Everyone is silent. Behind us, Gabby is being strapped to a stretcher. My friends shift back and forth, but I know they’re not surprised. We’ve done this before. Lili’s nostrils flare in and out. Her eyes burn with anger. I stare back. There’s no way I’ll crack first.

We remain in deadlock until the police cruiser roars up in a cloud of desert dust. Two cops, one stocky with a pencil-thin moustache and the other red-haired and freckled, get out of the car and walk toward us.

“Ladies?” The redhead removes a notepad from his pocket. His walkie-talkie beeps every few seconds.

“What’s going on here?”

Lili whips around to face him, and for a moment, I think she’s actually going to spill everything. But then her bottom lip starts to tremble. The EMTs pass us, carrying Gabby to the ambulance. “Where are you taking her?” Lili calls after them.

“Oro Valley Hospital,” one of the EMTs answers.

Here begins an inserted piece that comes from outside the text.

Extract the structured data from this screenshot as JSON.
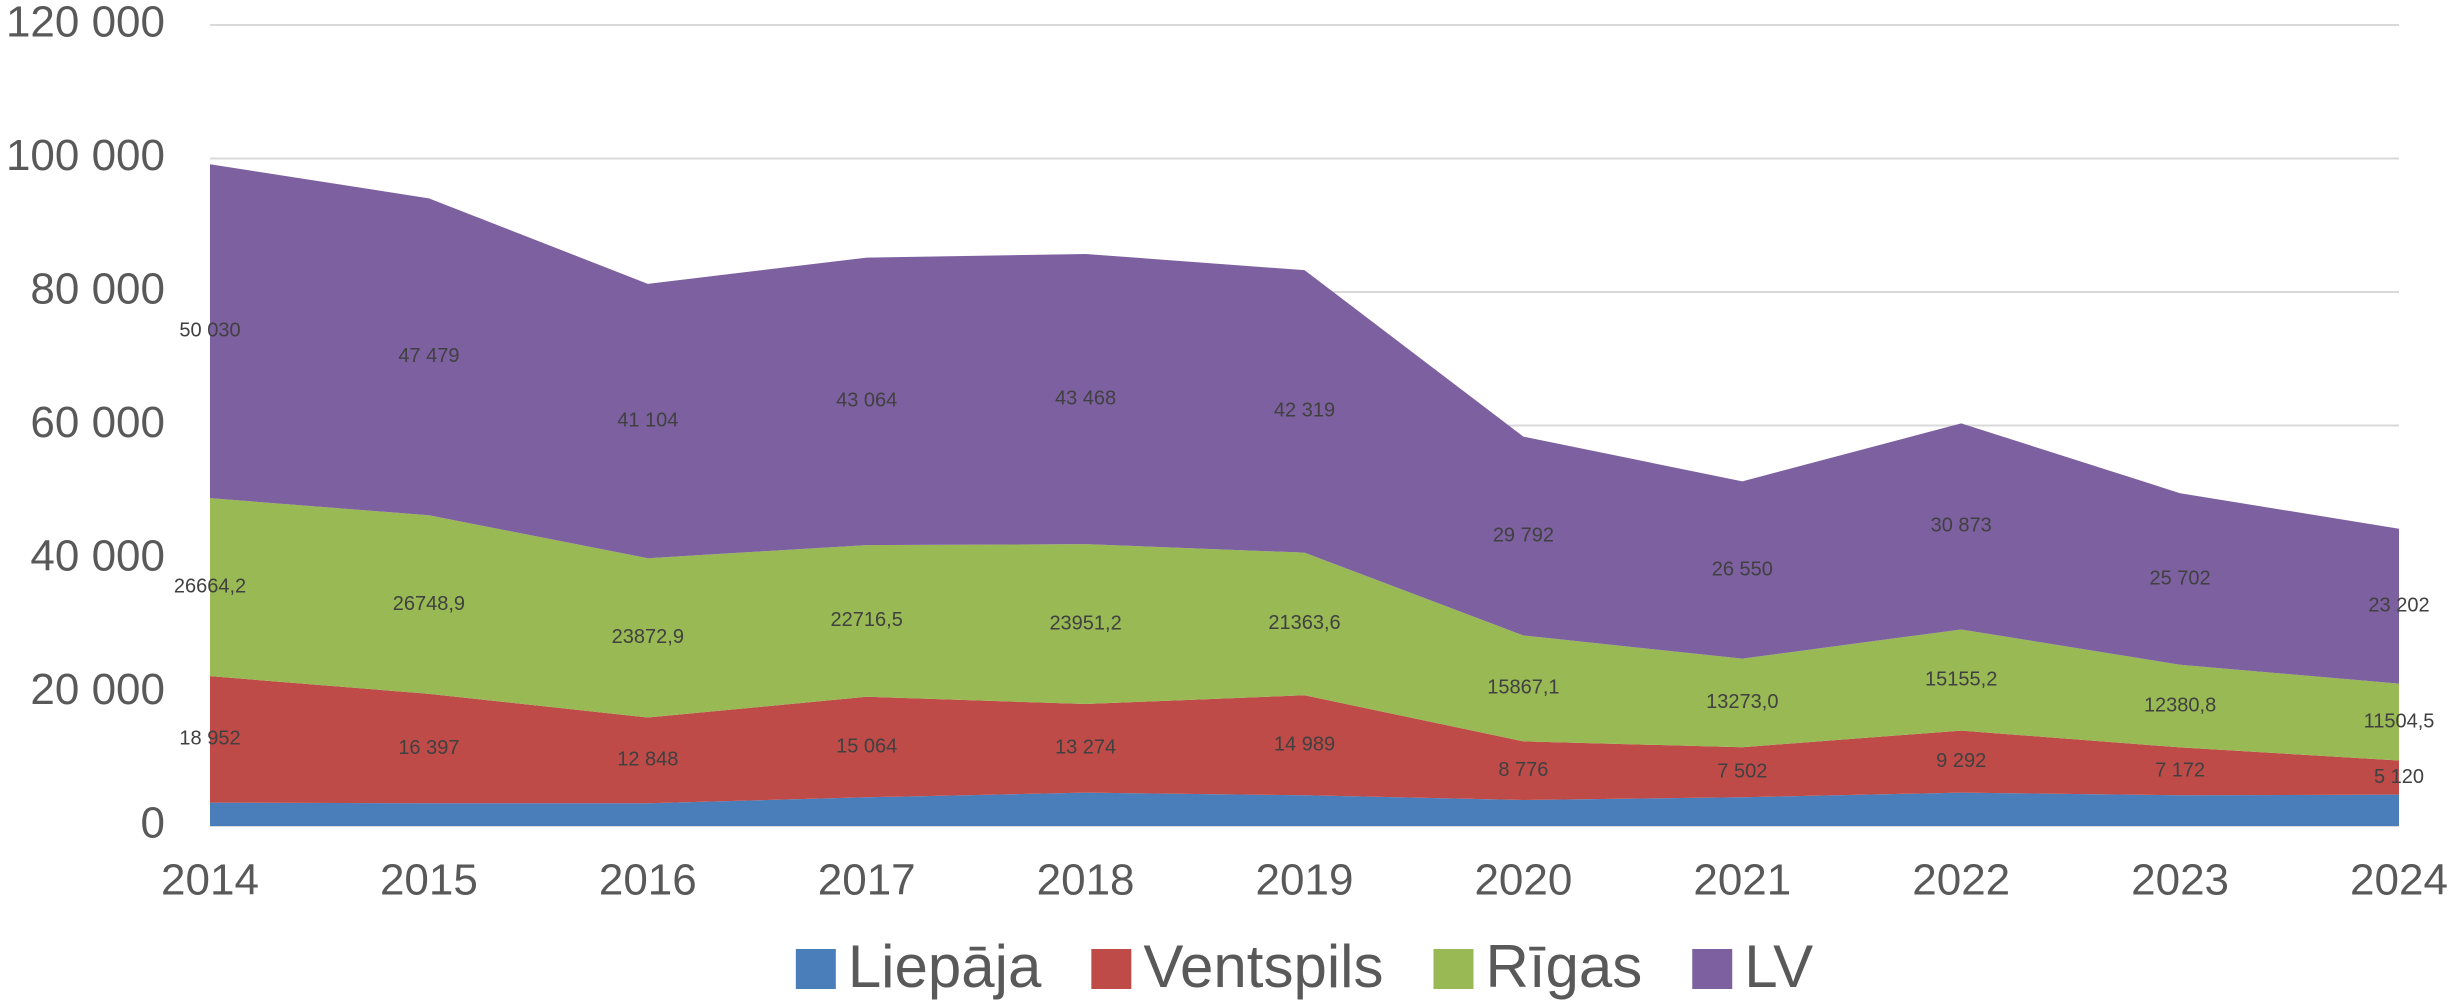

“I-is she going to be okay?” Lili asks, her shaking voice swallowed by the wind. No one answers her. Lili catches them before they shut the back doors. “Can I ride with her? She’s my sister.”

The cop clears his throat. “You can’t go yet, miss. We need you to make a statement.”

Lili pauses, her toes pointed toward the ambulance, her body twisted back toward us. A swirl of emotions cross her face in a matter of seconds, and I can practically see her brain racing as she calculates her options. Finally she shrugs, a pure white flag of surrender. “Let them speak for me. It happened to all of us. We were all together.”

I exhale.

The cop nods and turns to Madeline, Charlotte, and Laurel and starts his questions. Just after Lili climbs into the ambulance and it turns away, I feel a buzzing in my pocket. I pull out my phone and see a new message on the screen from Lili.

IF THERE’S SOMETHING WRONG WITH MY SISTER, IF SHE

DOESN’T MAKE IT, I’M GOING TO KILL YOU.

Whatever, I think. And then I hit DELETE.